赤外線センサは、対象物に当たって反射した赤外線を受光部で受け取ることでその対象物の形状や大きさなどを検知する。正確なデータを捕捉するためには、筐体内の赤外線ノイズを抑制する対策が不可欠となっている。
そうした課題に目を付け、開発したのが「T-BLACK」。"微細な凹凸による塗膜構造"と"超微細な特殊顔料"を組み合わせた独自の反射抑制メカニズムによって、赤外線領域における低反射性能の付与を実現した。中でもハイエンド仕様の「TBL-12X」は、業界最高水準となる全光反射率2.8%を実現。更に各種塗膜耐久試験もクリアし、車載用の適用を見据える。

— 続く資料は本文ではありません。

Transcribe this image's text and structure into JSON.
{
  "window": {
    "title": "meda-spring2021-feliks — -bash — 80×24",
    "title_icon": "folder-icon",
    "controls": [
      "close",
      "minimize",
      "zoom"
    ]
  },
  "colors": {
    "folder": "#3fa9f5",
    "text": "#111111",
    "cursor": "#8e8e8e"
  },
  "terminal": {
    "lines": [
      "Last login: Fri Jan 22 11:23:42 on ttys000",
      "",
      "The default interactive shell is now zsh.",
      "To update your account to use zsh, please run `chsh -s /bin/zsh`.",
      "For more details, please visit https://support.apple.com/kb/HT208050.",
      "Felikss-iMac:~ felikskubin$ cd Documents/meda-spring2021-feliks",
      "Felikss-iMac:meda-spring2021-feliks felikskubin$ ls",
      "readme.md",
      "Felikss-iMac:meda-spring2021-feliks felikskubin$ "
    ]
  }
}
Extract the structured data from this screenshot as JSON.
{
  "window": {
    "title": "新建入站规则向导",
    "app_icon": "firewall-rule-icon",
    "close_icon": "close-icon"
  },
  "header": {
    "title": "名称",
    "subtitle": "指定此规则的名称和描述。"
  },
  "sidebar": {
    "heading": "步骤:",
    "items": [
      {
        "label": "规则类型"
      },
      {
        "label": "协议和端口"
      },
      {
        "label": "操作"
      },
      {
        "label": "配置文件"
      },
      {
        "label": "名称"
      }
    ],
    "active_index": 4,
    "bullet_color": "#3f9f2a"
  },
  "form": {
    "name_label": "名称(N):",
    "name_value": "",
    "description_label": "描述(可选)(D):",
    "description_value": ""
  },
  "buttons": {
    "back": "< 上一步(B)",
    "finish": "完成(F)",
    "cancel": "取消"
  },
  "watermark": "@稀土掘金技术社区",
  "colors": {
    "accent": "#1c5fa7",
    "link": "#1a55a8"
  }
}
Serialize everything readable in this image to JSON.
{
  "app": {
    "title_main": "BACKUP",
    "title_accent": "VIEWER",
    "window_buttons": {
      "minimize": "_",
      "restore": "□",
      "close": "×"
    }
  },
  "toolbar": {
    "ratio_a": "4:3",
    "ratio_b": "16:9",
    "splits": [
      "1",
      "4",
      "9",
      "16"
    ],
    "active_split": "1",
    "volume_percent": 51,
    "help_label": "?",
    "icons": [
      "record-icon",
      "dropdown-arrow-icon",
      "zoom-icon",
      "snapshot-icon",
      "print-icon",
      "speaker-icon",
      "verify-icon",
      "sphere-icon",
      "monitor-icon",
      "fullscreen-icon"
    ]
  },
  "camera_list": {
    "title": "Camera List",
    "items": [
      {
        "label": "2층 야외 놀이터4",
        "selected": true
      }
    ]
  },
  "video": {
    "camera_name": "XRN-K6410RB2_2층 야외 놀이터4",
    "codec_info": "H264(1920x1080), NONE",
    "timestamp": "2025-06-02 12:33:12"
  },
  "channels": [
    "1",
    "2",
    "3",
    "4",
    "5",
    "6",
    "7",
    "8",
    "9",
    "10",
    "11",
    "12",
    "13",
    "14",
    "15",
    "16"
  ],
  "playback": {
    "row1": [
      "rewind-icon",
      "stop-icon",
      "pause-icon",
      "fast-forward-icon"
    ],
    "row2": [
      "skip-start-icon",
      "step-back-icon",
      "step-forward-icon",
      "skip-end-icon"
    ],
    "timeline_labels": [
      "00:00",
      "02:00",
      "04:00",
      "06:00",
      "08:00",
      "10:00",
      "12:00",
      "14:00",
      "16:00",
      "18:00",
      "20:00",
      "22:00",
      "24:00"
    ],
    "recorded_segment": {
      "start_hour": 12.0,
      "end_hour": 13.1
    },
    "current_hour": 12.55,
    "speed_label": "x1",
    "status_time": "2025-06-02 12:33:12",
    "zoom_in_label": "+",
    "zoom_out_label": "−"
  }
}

「LiDARを活用した自動運転や自動搬送ロボット、生体認証などの分野ではこれからより精度の高いセンシング技術が求められる」(担当者)と需要拡大に手応えを示す。反射防止策には、黒アルマイト処理やフィルムも存在するが、同社としては複雑形状や部分的な処理に適応する塗料の優位性をアピールしていく考え。更に取り扱いがしやすい1液、1コートにしたことで実用性を高めた。
現在、品揃えとして業界最高水準の赤外線反射性能を誇るハイエンド仕様「TBL-12X」に加え、充分な反射性能を確保したスタンダード仕様の「TBL-1201」「同-1202」を上市。用途拡充も積極化する方針。